# Dans And Brew Dog Beers



## mikem108 (1/10/10)

My Dan Murphy's has Punk IPA and Trashy Blonde for quite a reasonable 4 pack price of around $14, might be available at other stores, hope they get the 5am Saint


----------



## Stuster (1/10/10)

1st liquor also had it, but I seem to remember it was a little more than that price.

Not too happy with the condition of the beers though. The Trashy blonde was butter central and the IPA was a bit lacking in the hop department.


----------



## Aus_Rider_22 (1/10/10)

Good to hear. Hope they extend the lines. 

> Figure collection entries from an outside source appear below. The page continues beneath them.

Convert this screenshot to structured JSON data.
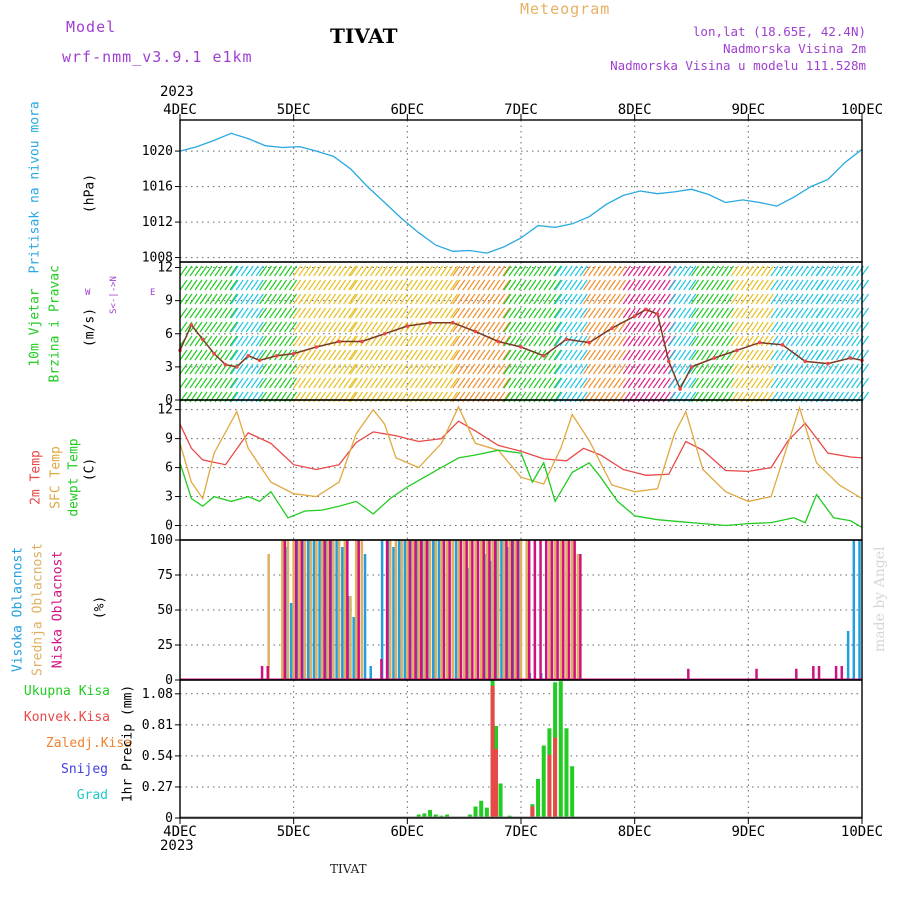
{
  "header": {
    "model_label": "Model",
    "model_name": "wrf-nmm_v3.9.1 e1km",
    "station": "TIVAT",
    "product": "Meteogram",
    "lonlat": "lon,lat (18.65E, 42.4N)",
    "elevation": "Nadmorska Visina 2m",
    "model_elevation": "Nadmorska Visina u modelu 111.528m"
  },
  "time_axis": {
    "year": "2023",
    "ticks": [
      "4DEC",
      "5DEC",
      "6DEC",
      "7DEC",
      "8DEC",
      "9DEC",
      "10DEC"
    ]
  },
  "footer": {
    "station": "TIVAT",
    "watermark": "made by Angel"
  },
  "colors": {
    "pressure": "#29a8e0",
    "wind_green": "#22cc22",
    "wind_cyan": "#22c8e0",
    "wind_yellow": "#e8c020",
    "wind_orange": "#f09030",
    "wind_magenta": "#e0208a",
    "temp2m": "#e84848",
    "sfc": "#e0a840",
    "dewpt": "#22cc22",
    "high_cloud": "#20a0e0",
    "mid_cloud": "#e0b060",
    "low_cloud": "#d01080",
    "total_precip": "#22cc22",
    "conv_precip": "#e84848",
    "frz_precip": "#f08030",
    "snow": "#4040e0",
    "grad": "#20c8c8"
  },
  "chart_data": [
    {
      "type": "line",
      "id": "pressure",
      "ylabel_name": "Pritisak na nivou mora",
      "ylabel_unit": "(hPa)",
      "ylim": [
        1007.5,
        1023.5
      ],
      "yticks": [
        1008,
        1012,
        1016,
        1020
      ],
      "ytick_labels": [
        "1008",
        "1012",
        "1016",
        "1020"
      ],
      "grid": true,
      "series": [
        {
          "x": [
            0,
            0.15,
            0.3,
            0.45,
            0.6,
            0.75,
            0.9,
            1.05,
            1.2,
            1.35,
            1.5,
            1.65,
            1.8,
            1.95,
            2.1,
            2.25,
            2.4,
            2.55,
            2.7,
            2.85,
            3.0,
            3.15,
            3.3,
            3.45,
            3.6,
            3.75,
            3.9,
            4.05,
            4.2,
            4.35,
            4.5,
            4.65,
            4.8,
            4.95,
            5.1,
            5.25,
            5.4,
            5.55,
            5.7,
            5.85,
            6.0
          ],
          "values": [
            1020.0,
            1020.5,
            1021.2,
            1022.0,
            1021.4,
            1020.6,
            1020.4,
            1020.5,
            1020.0,
            1019.4,
            1018.0,
            1016.0,
            1014.2,
            1012.4,
            1010.8,
            1009.4,
            1008.7,
            1008.8,
            1008.5,
            1009.2,
            1010.2,
            1011.6,
            1011.4,
            1011.8,
            1012.6,
            1014.0,
            1015.0,
            1015.5,
            1015.2,
            1015.4,
            1015.7,
            1015.1,
            1014.2,
            1014.5,
            1014.2,
            1013.8,
            1014.8,
            1016.0,
            1016.8,
            1018.7,
            1020.2
          ]
        }
      ]
    },
    {
      "type": "line",
      "id": "wind",
      "ylabel_name": "10m Vjetar",
      "ylabel_name2": "Brzina i Pravac",
      "ylabel_unit": "(m/s)",
      "compass_ns": "S<-|->N",
      "compass_w": "W",
      "compass_e": "E",
      "ylim": [
        0,
        12.5
      ],
      "yticks": [
        0,
        3,
        6,
        9,
        12
      ],
      "ytick_labels": [
        "0",
        "3",
        "6",
        "9",
        "12"
      ],
      "grid": true,
      "barb_bands": [
        {
          "from": 0.0,
          "to": 0.45,
          "color": "wind_green"
        },
        {
          "from": 0.45,
          "to": 0.7,
          "color": "wind_cyan"
        },
        {
          "from": 0.7,
          "to": 1.0,
          "color": "wind_green"
        },
        {
          "from": 1.0,
          "to": 1.5,
          "color": "wind_yellow"
        },
        {
          "from": 1.5,
          "to": 2.4,
          "color": "wind_yellow"
        },
        {
          "from": 2.4,
          "to": 2.85,
          "color": "wind_orange"
        },
        {
          "from": 2.85,
          "to": 3.3,
          "color": "wind_green"
        },
        {
          "from": 3.3,
          "to": 3.55,
          "color": "wind_cyan"
        },
        {
          "from": 3.55,
          "to": 3.9,
          "color": "wind_orange"
        },
        {
          "from": 3.9,
          "to": 4.3,
          "color": "wind_magenta"
        },
        {
          "from": 4.3,
          "to": 4.5,
          "color": "wind_cyan"
        },
        {
          "from": 4.5,
          "to": 4.85,
          "color": "wind_green"
        },
        {
          "from": 4.85,
          "to": 5.2,
          "color": "wind_yellow"
        },
        {
          "from": 5.2,
          "to": 5.6,
          "color": "wind_cyan"
        },
        {
          "from": 5.6,
          "to": 6.0,
          "color": "wind_cyan"
        }
      ],
      "series": [
        {
          "x": [
            0,
            0.1,
            0.2,
            0.3,
            0.4,
            0.5,
            0.6,
            0.7,
            0.85,
            1.0,
            1.2,
            1.4,
            1.6,
            1.8,
            2.0,
            2.2,
            2.4,
            2.6,
            2.8,
            3.0,
            3.2,
            3.4,
            3.6,
            3.8,
            4.0,
            4.1,
            4.2,
            4.3,
            4.4,
            4.5,
            4.7,
            4.9,
            5.1,
            5.3,
            5.5,
            5.7,
            5.9,
            6.0
          ],
          "values": [
            4.5,
            6.8,
            5.5,
            4.2,
            3.2,
            3.0,
            4.0,
            3.6,
            4.0,
            4.2,
            4.8,
            5.3,
            5.3,
            6.0,
            6.7,
            7.0,
            7.0,
            6.2,
            5.3,
            4.8,
            4.0,
            5.5,
            5.2,
            6.5,
            7.6,
            8.2,
            7.8,
            3.5,
            1.0,
            3.0,
            3.8,
            4.5,
            5.2,
            5.0,
            3.5,
            3.3,
            3.8,
            3.6
          ]
        }
      ]
    },
    {
      "type": "line",
      "id": "temperature",
      "ylabel_2m": "2m Temp",
      "ylabel_sfc": "SFC Temp",
      "ylabel_dew": "dewpt Temp",
      "ylabel_unit": "(C)",
      "ylim": [
        -1.5,
        13
      ],
      "yticks": [
        0,
        3,
        6,
        9,
        12
      ],
      "ytick_labels": [
        "0",
        "3",
        "6",
        "9",
        "12"
      ],
      "grid": true,
      "series": [
        {
          "name": "2m Temp",
          "color": "temp2m",
          "x": [
            0,
            0.1,
            0.2,
            0.4,
            0.6,
            0.8,
            1.0,
            1.2,
            1.4,
            1.55,
            1.7,
            1.9,
            2.1,
            2.3,
            2.45,
            2.6,
            2.8,
            3.0,
            3.2,
            3.4,
            3.55,
            3.7,
            3.9,
            4.1,
            4.3,
            4.45,
            4.6,
            4.8,
            5.0,
            5.2,
            5.35,
            5.5,
            5.7,
            5.9,
            6.0
          ],
          "values": [
            10.5,
            8.0,
            6.8,
            6.3,
            9.6,
            8.5,
            6.3,
            5.8,
            6.3,
            8.6,
            9.7,
            9.3,
            8.7,
            9.0,
            10.8,
            9.8,
            8.3,
            7.7,
            6.9,
            6.7,
            8.0,
            7.3,
            5.8,
            5.2,
            5.3,
            8.7,
            7.8,
            5.7,
            5.6,
            6.0,
            8.8,
            10.6,
            7.5,
            7.1,
            7.0
          ]
        },
        {
          "name": "SFC Temp",
          "color": "sfc",
          "x": [
            0,
            0.1,
            0.2,
            0.3,
            0.5,
            0.6,
            0.8,
            1.0,
            1.2,
            1.4,
            1.55,
            1.7,
            1.8,
            1.9,
            2.1,
            2.3,
            2.45,
            2.6,
            2.8,
            3.0,
            3.2,
            3.35,
            3.45,
            3.6,
            3.8,
            4.0,
            4.2,
            4.35,
            4.45,
            4.6,
            4.8,
            5.0,
            5.2,
            5.35,
            5.45,
            5.6,
            5.8,
            6.0
          ],
          "values": [
            8.5,
            4.5,
            2.8,
            7.5,
            11.8,
            8.0,
            4.5,
            3.3,
            3.0,
            4.5,
            9.5,
            12.0,
            10.5,
            7.0,
            6.0,
            8.5,
            12.3,
            8.5,
            7.8,
            5.0,
            4.3,
            8.0,
            11.5,
            8.8,
            4.2,
            3.5,
            3.8,
            9.5,
            11.8,
            5.8,
            3.5,
            2.5,
            3.0,
            8.5,
            12.2,
            6.5,
            4.2,
            2.8
          ]
        },
        {
          "name": "dewpt Temp",
          "color": "dewpt",
          "x": [
            0,
            0.1,
            0.2,
            0.3,
            0.45,
            0.6,
            0.7,
            0.8,
            0.95,
            1.1,
            1.25,
            1.4,
            1.55,
            1.7,
            1.85,
            2.0,
            2.15,
            2.3,
            2.45,
            2.6,
            2.8,
            3.0,
            3.1,
            3.2,
            3.3,
            3.45,
            3.6,
            3.7,
            3.85,
            4.0,
            4.2,
            4.4,
            4.6,
            4.8,
            5.0,
            5.2,
            5.4,
            5.5,
            5.6,
            5.75,
            5.9,
            6.0
          ],
          "values": [
            6.5,
            2.8,
            2.0,
            3.0,
            2.5,
            3.0,
            2.5,
            3.5,
            0.8,
            1.5,
            1.6,
            2.0,
            2.5,
            1.2,
            2.8,
            4.0,
            5.0,
            6.0,
            7.0,
            7.3,
            7.8,
            7.5,
            4.5,
            6.5,
            2.5,
            5.5,
            6.5,
            5.0,
            2.5,
            1.0,
            0.6,
            0.4,
            0.2,
            0.0,
            0.2,
            0.3,
            0.8,
            0.3,
            3.2,
            0.8,
            0.5,
            -0.2
          ]
        }
      ]
    },
    {
      "type": "bar",
      "id": "clouds",
      "ylabel_high": "Visoka Oblacnost",
      "ylabel_mid": "Srednja Oblacnost",
      "ylabel_low": "Niska Oblacnost",
      "ylabel_unit": "(%)",
      "ylim": [
        0,
        100
      ],
      "yticks": [
        0,
        25,
        50,
        75,
        100
      ],
      "ytick_labels": [
        "0",
        "25",
        "50",
        "75",
        "100"
      ],
      "grid": true,
      "series": [
        {
          "name": "Visoka Oblacnost",
          "color": "high_cloud",
          "x": [
            0.95,
            1.0,
            1.05,
            1.1,
            1.15,
            1.2,
            1.25,
            1.3,
            1.35,
            1.4,
            1.45,
            1.5,
            1.55,
            1.65,
            1.7,
            1.8,
            1.85,
            1.9,
            1.95,
            2.0,
            2.05,
            2.1,
            2.15,
            2.2,
            2.25,
            2.3,
            2.45,
            2.55,
            2.7,
            2.75,
            2.8,
            2.85,
            2.9,
            2.95,
            3.0,
            3.1,
            3.2,
            5.9,
            5.95,
            6.0
          ],
          "values": [
            95,
            55,
            100,
            100,
            100,
            100,
            100,
            100,
            100,
            100,
            95,
            60,
            45,
            90,
            10,
            100,
            100,
            95,
            100,
            100,
            100,
            100,
            100,
            100,
            100,
            100,
            100,
            80,
            90,
            85,
            100,
            100,
            95,
            100,
            100,
            5,
            5,
            35,
            100,
            100
          ]
        },
        {
          "name": "Srednja Oblacnost",
          "color": "mid_cloud",
          "x": [
            0.78,
            0.9,
            0.95,
            1.0,
            1.05,
            1.1,
            1.15,
            1.2,
            1.25,
            1.3,
            1.35,
            1.4,
            1.45,
            1.5,
            1.55,
            1.6,
            1.85,
            1.9,
            1.95,
            2.0,
            2.05,
            2.1,
            2.15,
            2.2,
            2.25,
            2.3,
            2.35,
            2.4,
            2.45,
            2.5,
            2.55,
            2.6,
            2.65,
            2.7,
            2.75,
            2.8,
            2.85,
            2.9,
            2.95,
            3.0,
            3.05,
            3.25,
            3.3,
            3.35,
            3.4,
            3.45,
            3.5
          ],
          "values": [
            90,
            100,
            100,
            100,
            100,
            100,
            100,
            100,
            100,
            100,
            100,
            100,
            100,
            60,
            100,
            100,
            100,
            100,
            100,
            100,
            100,
            100,
            100,
            100,
            100,
            100,
            100,
            100,
            100,
            100,
            100,
            100,
            100,
            100,
            100,
            100,
            100,
            100,
            100,
            100,
            100,
            100,
            100,
            100,
            100,
            100,
            90
          ]
        },
        {
          "name": "Niska Oblacnost",
          "color": "low_cloud",
          "x": [
            0.7,
            0.75,
            0.9,
            1.0,
            1.05,
            1.25,
            1.3,
            1.45,
            1.55,
            1.75,
            1.8,
            2.0,
            2.05,
            2.1,
            2.15,
            2.3,
            2.35,
            2.45,
            2.5,
            2.55,
            2.6,
            2.65,
            2.7,
            2.75,
            2.85,
            2.9,
            2.95,
            3.05,
            3.1,
            3.15,
            3.2,
            3.25,
            3.3,
            3.35,
            3.4,
            3.45,
            3.5,
            4.45,
            5.05,
            5.4,
            5.55,
            5.6,
            5.75,
            5.8
          ],
          "values": [
            10,
            10,
            100,
            100,
            100,
            100,
            100,
            100,
            100,
            15,
            100,
            100,
            100,
            100,
            100,
            100,
            100,
            100,
            100,
            100,
            100,
            100,
            100,
            100,
            100,
            100,
            100,
            100,
            100,
            100,
            100,
            100,
            100,
            100,
            100,
            100,
            90,
            8,
            8,
            8,
            10,
            10,
            10,
            10
          ]
        }
      ]
    },
    {
      "type": "bar",
      "id": "precip",
      "ylabel_unit": "1hr Precip (mm)",
      "legend": [
        "Ukupna Kisa",
        "Konvek.Kisa",
        "Zaledj.Kisa",
        "Snijeg",
        "Grad"
      ],
      "ylim": [
        0,
        1.2
      ],
      "yticks": [
        0,
        0.27,
        0.54,
        0.81,
        1.08
      ],
      "ytick_labels": [
        "0",
        "0.27",
        "0.54",
        "0.81",
        "1.08"
      ],
      "grid": true,
      "series": [
        {
          "name": "Ukupna Kisa",
          "color": "total_precip",
          "x": [
            2.1,
            2.15,
            2.2,
            2.25,
            2.3,
            2.35,
            2.55,
            2.6,
            2.65,
            2.7,
            2.75,
            2.78,
            2.82,
            2.9,
            3.1,
            3.15,
            3.2,
            3.25,
            3.3,
            3.35,
            3.4,
            3.45
          ],
          "values": [
            0.03,
            0.04,
            0.07,
            0.03,
            0.02,
            0.03,
            0.03,
            0.1,
            0.15,
            0.09,
            1.2,
            0.8,
            0.3,
            0.02,
            0.12,
            0.34,
            0.63,
            0.78,
            1.18,
            1.19,
            0.78,
            0.45
          ]
        },
        {
          "name": "Konvek.Kisa",
          "color": "conv_precip",
          "x": [
            2.75,
            2.78,
            3.1,
            3.25,
            3.3
          ],
          "values": [
            1.15,
            0.6,
            0.1,
            0.55,
            0.7
          ]
        }
      ]
    }
  ]
}
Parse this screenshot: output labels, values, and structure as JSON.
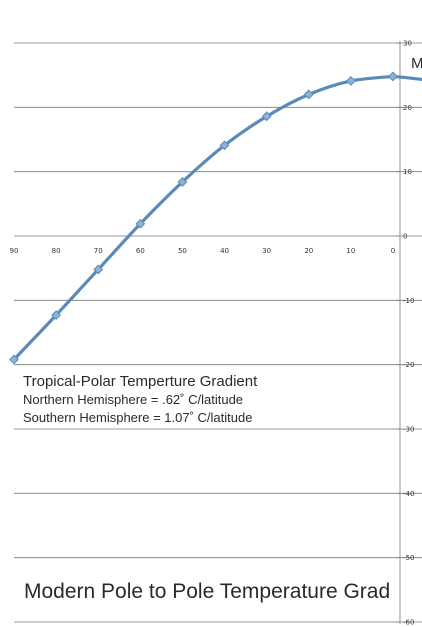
{
  "chart_data": {
    "type": "line",
    "x": [
      90,
      80,
      70,
      60,
      50,
      40,
      30,
      20,
      10,
      0
    ],
    "x_ticks": [
      "90",
      "80",
      "70",
      "60",
      "50",
      "40",
      "30",
      "20",
      "10",
      "0"
    ],
    "y_ticks": [
      "30",
      "20",
      "10",
      "0",
      "-10",
      "-20",
      "-30",
      "-40",
      "-50",
      "-60"
    ],
    "ylim": [
      -60,
      30
    ],
    "xlim": [
      -8,
      95
    ],
    "x_reversed": true,
    "grid": true,
    "series": [
      {
        "values": [
          -19.2,
          -12.3,
          -5.2,
          1.9,
          8.4,
          14.1,
          18.6,
          22.0,
          24.1,
          24.8
        ],
        "color": "#5b8ab8",
        "marker_color": "#8fb3d8"
      }
    ],
    "title_partial": "M",
    "annotations": [
      "Tropical-Polar Temperture Gradient",
      "Northern Hemisphere = .62˚ C/latitude",
      "Southern Hemisphere = 1.07˚ C/latitude"
    ],
    "caption": "Modern Pole to Pole Temperature Grad"
  }
}
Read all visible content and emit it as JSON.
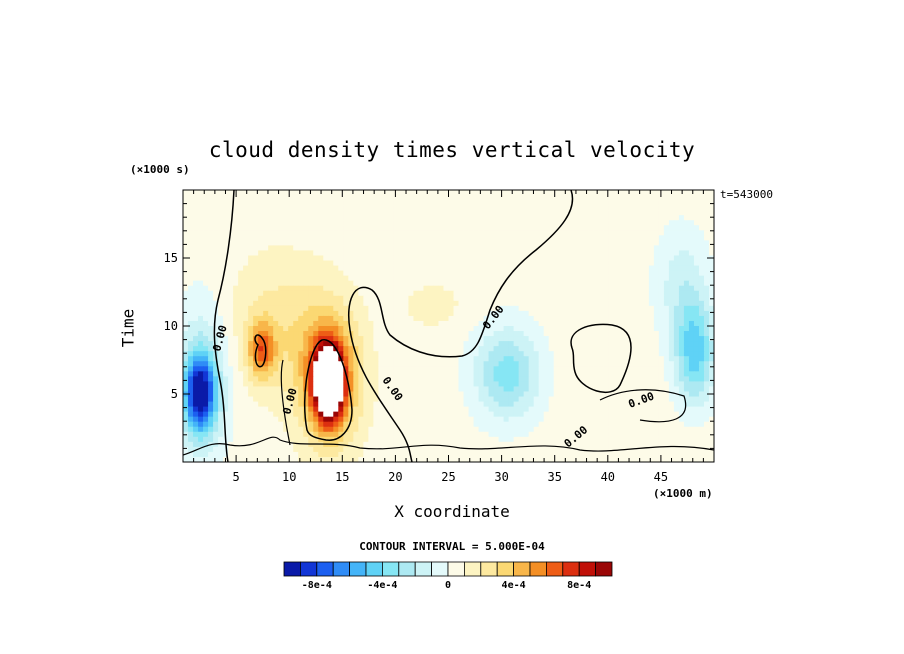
{
  "chart_data": {
    "type": "heatmap",
    "title": "cloud density times vertical velocity",
    "xlabel": "X coordinate",
    "ylabel": "Time",
    "x_unit_label": "(×1000 m)",
    "y_unit_label": "(×1000 s)",
    "timestamp": "t=543000",
    "contour_interval_label": "CONTOUR INTERVAL = 5.000E-04",
    "xlim": [
      0,
      50
    ],
    "ylim": [
      0,
      20
    ],
    "x_ticks": [
      5,
      10,
      15,
      20,
      25,
      30,
      35,
      40,
      45
    ],
    "y_ticks": [
      5,
      10,
      15
    ],
    "zero_contour_label": "0.00",
    "colorbar": {
      "levels": [
        -0.001,
        -0.0009,
        -0.0008,
        -0.0007,
        -0.0006,
        -0.0005,
        -0.0004,
        -0.0003,
        -0.0002,
        -0.0001,
        0,
        0.0001,
        0.0002,
        0.0003,
        0.0004,
        0.0005,
        0.0006,
        0.0007,
        0.0008,
        0.0009
      ],
      "colors": [
        "#0a1aa8",
        "#1236d6",
        "#1c5ff0",
        "#2f8cf6",
        "#44b4f8",
        "#5fd2f6",
        "#86e6f4",
        "#ade9f2",
        "#cdf3f6",
        "#e4fafb",
        "#fdfbe8",
        "#fdf4c2",
        "#fde9a0",
        "#fbd873",
        "#f8b64a",
        "#f48f25",
        "#ee5d16",
        "#dc2f10",
        "#c01008",
        "#9a0606"
      ],
      "tick_labels": [
        "-8e-4",
        "-4e-4",
        "0",
        "4e-4",
        "8e-4"
      ],
      "tick_values": [
        -0.0008,
        -0.0004,
        0,
        0.0004,
        0.0008
      ]
    },
    "features": [
      {
        "x": 1.6,
        "y": 5.0,
        "value": -0.0009,
        "sx": 1.0,
        "sy": 1.9
      },
      {
        "x": 1.8,
        "y": 6.0,
        "value": -0.0003,
        "sx": 1.8,
        "sy": 4.0
      },
      {
        "x": 48.2,
        "y": 8.0,
        "value": -0.0005,
        "sx": 1.3,
        "sy": 2.6
      },
      {
        "x": 47.0,
        "y": 13.0,
        "value": -0.0002,
        "sx": 1.8,
        "sy": 3.0
      },
      {
        "x": 30.5,
        "y": 6.5,
        "value": -0.0004,
        "sx": 2.2,
        "sy": 2.4
      },
      {
        "x": 13.7,
        "y": 5.8,
        "value": 0.0014,
        "sx": 0.9,
        "sy": 1.8
      },
      {
        "x": 13.8,
        "y": 6.2,
        "value": 0.0006,
        "sx": 2.0,
        "sy": 3.4
      },
      {
        "x": 7.4,
        "y": 8.2,
        "value": 0.0005,
        "sx": 0.9,
        "sy": 1.4
      },
      {
        "x": 9.0,
        "y": 10.0,
        "value": 0.0002,
        "sx": 3.2,
        "sy": 3.5
      },
      {
        "x": 23.5,
        "y": 11.5,
        "value": 0.0001,
        "sx": 2.0,
        "sy": 1.2
      }
    ]
  }
}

Boutique bottleshop that just opened up here stocks the 77 Lager which isn't a bad drop. I know the manager quite well and when he gets back from holidays I am going to ask him about 5am Saint and the other beers from them!


----------



## .DJ. (1/10/10)

Stuster said:


> 1st liquor also had it, but I seem to remember it was a little more than that price.
> 
> Not too happy with the condition of the beers though. The Trashy blonde was butter central and the IPA was a bit lacking in the hop department.



Agree on the IPA I bought from Dans last week... Nil hop aroma...


----------



## BitterBulldog (11/10/10)

Tried the punk ipa on the weekend - the aroma was good once it warmed up a bit!
It was quite nice! I've only just polished off my Icon 2ipa cube though, so didn't enjoy it nearly as much as that!

It did delved in the bitterness department for me though!
You could follow it up with a glass of water & it'd taste like an American pale- there was that much hops on the tongue afterwards 

Will def try it the lager soon.


----------



## Noxious (26/10/10)

Just tried the Punk IPA, out of the three types on offer (trashy blonde and the pilsner) it seemed the best fit for me.
Thought I would search on here to see what others thought about it because although I enjoyed the beer in terms of the light-ish malt profile and bitterness, however mine also had very little hop aroma. Little bit expensive too at $18/4pack.
Will try their other beers though one day :icon_cheers:


----------



## mwd (9/11/10)

Found some Punk IPA today in our local Dan's. Not much in the way of aroma but I like the bitterness. Seemed to be a very sessionable beer considering its strength. I guess my beer search is on to sample more of the hoppy IPAs out there.


----------